This system, used on the four cylinder engines, uses heated air and manifold vacuum to give good driveability under varying climatic conditions.
Air can enter the air cleaner from outside the engine compartment or from the heat stove built around the exhaust manifold. A vacuum diaphragm motor, built into the air cleaner snorkel, moves the damper door, to admit hot air from the exhaust manifold, outside air, or a combination of both. Inside the air cleaner is a temperature sensor that reacts to air intake temperature and controls the amount of vacuum going to the motor.
Hesitation during warm-up may be caused by the following
- The heat stove tube disconnected.
- Vacuum diaphragm motor on the air cleaner inoperative.
- No manifold vacuum.
- Damper door does not move.
- Missing air cleaner-to-throttle body seal.
- Missing air cleaner cover seal or loose cover.
- Loose air cleaner.
- Checked for kinked, plugged or deteriorated hoses to the vacuum motor and heat stove.

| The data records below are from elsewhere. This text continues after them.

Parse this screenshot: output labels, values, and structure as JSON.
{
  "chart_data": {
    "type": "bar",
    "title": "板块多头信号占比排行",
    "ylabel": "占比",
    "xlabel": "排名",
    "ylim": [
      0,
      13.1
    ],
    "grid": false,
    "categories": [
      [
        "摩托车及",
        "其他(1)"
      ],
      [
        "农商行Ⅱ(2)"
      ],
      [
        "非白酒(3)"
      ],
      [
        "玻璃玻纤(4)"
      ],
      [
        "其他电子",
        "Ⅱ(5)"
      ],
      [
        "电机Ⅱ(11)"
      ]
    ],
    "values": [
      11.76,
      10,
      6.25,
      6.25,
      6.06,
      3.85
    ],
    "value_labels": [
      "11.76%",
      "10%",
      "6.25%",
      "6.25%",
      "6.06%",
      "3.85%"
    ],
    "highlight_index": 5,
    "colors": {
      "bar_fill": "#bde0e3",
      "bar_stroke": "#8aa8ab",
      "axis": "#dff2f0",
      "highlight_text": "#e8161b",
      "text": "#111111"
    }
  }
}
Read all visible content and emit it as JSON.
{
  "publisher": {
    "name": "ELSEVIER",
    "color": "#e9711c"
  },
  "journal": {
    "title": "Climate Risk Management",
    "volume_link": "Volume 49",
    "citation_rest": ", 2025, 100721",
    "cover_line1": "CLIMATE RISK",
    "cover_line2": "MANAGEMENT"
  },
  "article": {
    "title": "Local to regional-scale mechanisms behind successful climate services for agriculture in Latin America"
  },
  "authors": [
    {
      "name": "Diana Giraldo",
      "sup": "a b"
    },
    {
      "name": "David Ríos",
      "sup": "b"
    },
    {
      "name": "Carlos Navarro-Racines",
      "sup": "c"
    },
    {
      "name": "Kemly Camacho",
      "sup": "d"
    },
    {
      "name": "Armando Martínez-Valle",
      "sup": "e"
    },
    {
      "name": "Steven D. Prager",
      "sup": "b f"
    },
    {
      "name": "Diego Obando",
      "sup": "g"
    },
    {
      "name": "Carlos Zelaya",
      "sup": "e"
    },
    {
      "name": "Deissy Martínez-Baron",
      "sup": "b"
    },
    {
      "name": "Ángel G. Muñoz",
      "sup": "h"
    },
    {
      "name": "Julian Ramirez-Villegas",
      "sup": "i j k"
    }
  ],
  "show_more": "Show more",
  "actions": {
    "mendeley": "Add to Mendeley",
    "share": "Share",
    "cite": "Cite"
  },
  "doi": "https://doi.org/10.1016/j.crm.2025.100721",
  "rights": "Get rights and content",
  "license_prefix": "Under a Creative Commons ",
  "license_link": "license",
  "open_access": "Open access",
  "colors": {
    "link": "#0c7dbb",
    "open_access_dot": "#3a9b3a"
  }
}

- Check the condition of the gasket or seal between the air cleaner and TBI unit.
- With the air cleaner assembly installed, the damper door should be open to the outside air when the engine is not running or above 86°F (30°C).
- Start the engine. Watch the damper door in the air cleaner snorkel. When the engine is first started, the damper door should move and close off outside air.
- As the air cleaner warms up, the damper door should open slowly to the outside air.
- If the air cleaner fails to operate as described above, the vacuum motor or the temperature sensor may be defective.
- Using a vacuum pump, apply at least 7 in.Hg (23 kPa) of vacuum to the vacuum diaphragm motor. If the motor will not hold vacuum, replace the vacuum motor. If the motor holds vacuum, check motor for binding condition. Replace the temperatures sensor if the vacuum motor is working properly.